E aquele produtor que viajava
pelo interior do Pará e achou de almoçar nessas tendinhas à beira do rio, onde
a higiene passa longe e as moscas voam em formações de esquadrilha. Almoçou sem
perguntar muito, porque a fome era maior que qualquer especulação. Quando
acabou, deixou escapar, quase sem querer, para a mulher que além de cozinhar,
lavar, servir, ainda tinha ao colo uma criança que tentava mamar a qualquer
custo: Por favor, a senhora poderia retirar logo o meu prato da mesa? Quando
acabo de comer, não suporto ficar com o prato sujo à minha frente. A mulher o olhou
demoradamente, ao redor, ao ambiente todo, estendeu a mão, retirou o prato e
exclamou : hummmmm... Embutido nisso estava o absurdo de, naquele lugar,
naquelas condições, após ter devorado sua comida, agir como se estivesse em
restaurante cinco estrelas. Também poderia ter exclamado :Tá, cheiroso..

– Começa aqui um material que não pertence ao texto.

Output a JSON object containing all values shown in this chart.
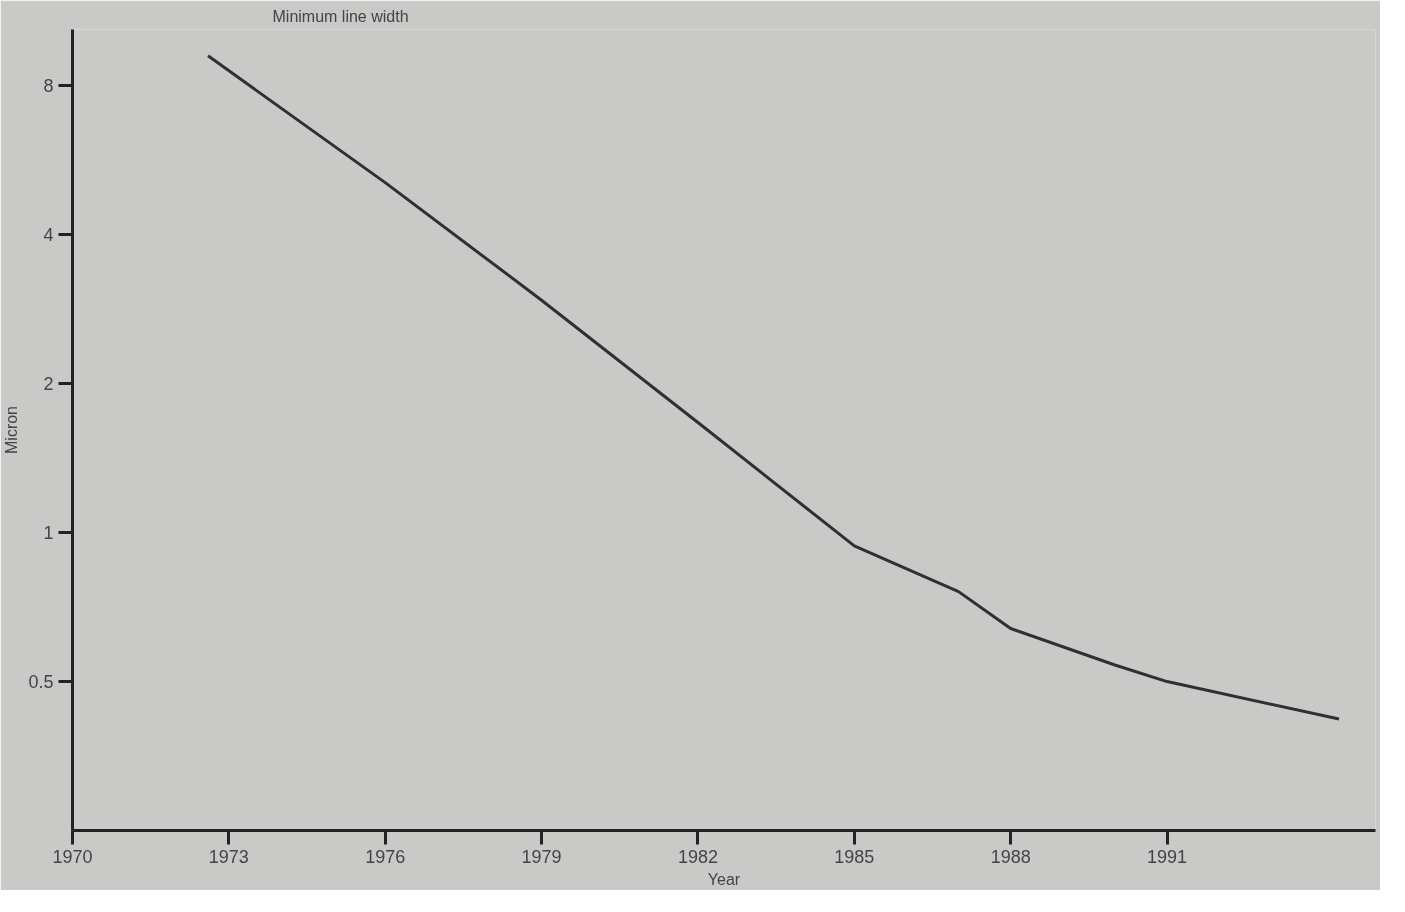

No grupo de amigos com quem
jogo futebol nos finais de semana, tenho um amigo com grande humor. Grande,
zagueiro desses tipo “assim como ela vem, ela volta”, metendo medo nos
atacantes que fogem logo para uma das pontas do campo, é um ótimo imitador de
outros colegas, dá apelidos, faz comentários pérfidos durante o jogo, e é de
uma honestidade exemplar. Escala os times e ninguém se dá ao luxo de contestar
uma leve pendência, na escalação, para a equipe em que irá jogar. Não me
perguntem a razão, porque nem a explicação consegue fazer ninguém entender, mas
todos os sábados, precisamos ir ao clube ali pelas seis da manhã, para assinar
uma lista e jogar à tarde. Por favor, sem explicações. Após isso, vamos sempre
a uma padaria que fica na rua ao lado, para tomar café. Com sua voz de registro
incomum, fica livre para fazer comentários jocosos, apelidar, enfim, o seu
melhor. Uma das provocações é quanto ao proprietário. Quando quer pedir água
mineral, pede dizendo que se trata de água retirada da piscina infantil do
clube, que fica ao lado. O atingido pela acusação nem olha, só faz rir. É mais
uma das brincadeiras de sempre. Eu, no entanto, dessa vez, estava observando os
presentes, como recebiam essas brincadeiras todas. Me fixei em uma senhora, que
estava no caixa e que, desde o começo das piadas, tinha um olhar reprovador no
semblante, chegando a cochichar com outros atendentes. E na hora de irmos
embora, meu amigo, com todo seu tamanho, vai até o proprietário, o abraça, e
diz que gosta muito dele. Lá do fundo, atrás do balcão, escuto a exclamação:
Rá!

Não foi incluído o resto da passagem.